I install the software program in my new computer. A snap. But three pages into the manual, I have a flash of intuitive discernment and a deep sinking feeling. I have set foot in hostile territory.
The terms used in all pages are in the thicket of computerese. Page after page is filled with cross references, baffling terms, illogical advice, asterisks, and mouse clicks that open windows, then slam shut.
The tutorial is punishment. Nothing clear. Very hostile. I visualize a room full of 35 men and women creating this ``friendly'' software program, packing all known bells and whistles into it, and I, one lone man, now misunderstand their collective friendliness.
Hours and hours I spend on finding, selecting, and defining fonts, paragraph style, margins, color selection, text alignment, you name it; no, they name it.
I stumble through mystery files, formats, palettes, color options, and text adjustments, failing to grasp the whole because of the endless options. All I want to do is put words in sentences, then in paragraphs, then in pages, and save them. Please, is this so difficult?
In stores, I search for books to explain the program, but the books are thicker than the 450- page manual. Frustration mounts. Again and again, I begin a series of steps, lose my way and cannot retrace my steps, or nothing happens when I click the mouse, or everything happens when I click the mouse, which I've renamed the rat.
My wife says, ``Call the help line.'' I call the help line. A recorded message gives me six options. I select No. 4 and hang up. Three days later I get a return call.
``Wha's the problem?'' asks a guy named Cecil.

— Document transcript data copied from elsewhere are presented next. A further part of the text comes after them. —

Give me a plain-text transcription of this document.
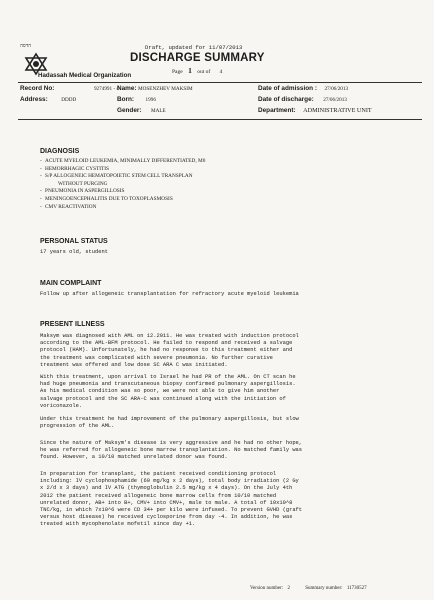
הדסה
Hadassah Medical Organization
Draft, updated for 11/07/2013
DISCHARGE SUMMARY
Page 1 out of 4
Record No:	9274991 - 4
Name: MOSENZHEV MAKSIM	Date of admission : 27/06/2013
Address:	DDDD	Born: 1996	Date of discharge: 27/06/2013
Gender: MALE	Department: ADMINISTRATIVE UNIT
DIAGNOSIS
- ACUTE MYELOID LEUKEMIA, MINIMALLY DIFFERENTIATED, M0
- HEMORRHAGIC CYSTITIS
- S/P ALLOGENEIC HEMATOPOIETIC STEM CELL TRANSPLAN
WITHOUT PURGING
- PNEUMONIA IN ASPERGILLOSIS
- MENINGOENCEPHALITIS DUE TO TOXOPLASMOSIS
- CMV REACTIVATION
PERSONAL STATUS
17 years old, student
MAIN COMPLAINT
Follow up after allogeneic transplantation for refractory acute myeloid leukemia
PRESENT ILLNESS
Maksym was diagnosed with AML on 12.2011. He was treated with induction protocol
according to the AML-BFM protocol. He failed to respond and received a salvage
protocol (HAM). Unfortunately, he had no response to this treatment either and
the treatment was complicated with severe pneumonia. No further curative
treatment was offered and low dose SC ARA C was initiated.
With this treatment, upon arrival to Israel he had PR of the AML. On CT scan he
had huge pneumonia and transcutaneous biopsy confirmed pulmonary aspergillosis.
As his medical condition was so poor, we were not able to give him another
salvage protocol and the SC ARA-C was continued along with the initiation of
voriconazole.
Under this treatment he had improvement of the pulmonary aspergillosis, but slow
progression of the AML.
Since the nature of Maksym's disease is very aggressive and he had no other hope,
he was referred for allogeneic bone marrow transplantation. No matched family was
found. However, a 10/10 matched unrelated donor was found.
In preparation for transplant, the patient received conditioning protocol
including: IV cyclophosphamide (60 mg/kg x 2 days), total body irradiation (2 Gy
x 2/d x 3 days) and IV ATG (thymoglobulin 2.5 mg/kg x 4 days). On the July 4th
2012 the patient received allogeneic bone marrow cells from 10/10 matched
unrelated donor, AB+ into B+, CMV+ into CMV+, male to male. A total of 10x10^8
TNC/kg, in which 7x10^6 were CD 34+ per kilo were infused. To prevent GVHD (graft
versus host disease) he received cyclosporine from day -4. In addition, he was
treated with mycophenolate mofetil since day +1.
Version number: 2	Summary number: 11730527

``Where do I start?'' I mumble. ``I can't get the gizmo facilitator in applications to scroll in the blue-colored interface mode.''
``No problem,'' Cecil says. He guides me through three steps. Zingo, the gizmo is home free.
Two days later, I experience the ultimate crash: All words disappear. I have boxes, files, and modes on the screen, but no words in them. On this digital Serengeti Plain where words are supposed to be as abundant as zebras, I have eliminated the herd. Nothing I try restores them. No words. No zebras. All is white.
I call Cecil. He suggests a number of corrective moves. All fail. More suggestions. All fail. ``Just a minute,'' he says and disappears for a few minutes. He returns. ``Okay,'' he says. ``Try this, this, and this.''
Obedient to a fault, I do all three in the proper sequence. No words. Cecil exhales. ``Okay,'' he says, laughing. ``Do you know what you did? This is a first,'' he says, laughing, ``a first.''
``What did I do?'' I ask.
``You created white words on a white background.''
That's not funny now, maybe later.
``There is nothing in the manual that says that can be done,'' I shout, ``or nothing that says if you do it, here's how to correct it.''
``Well,'' Cecil says, ``now you know.''
With three strategic clicks of the mouse, the words return, like zebras.
Cecil accepts my thanks, but I tell him he probably hasn't heard the last of me. ``No problem,'' he says, still laughing.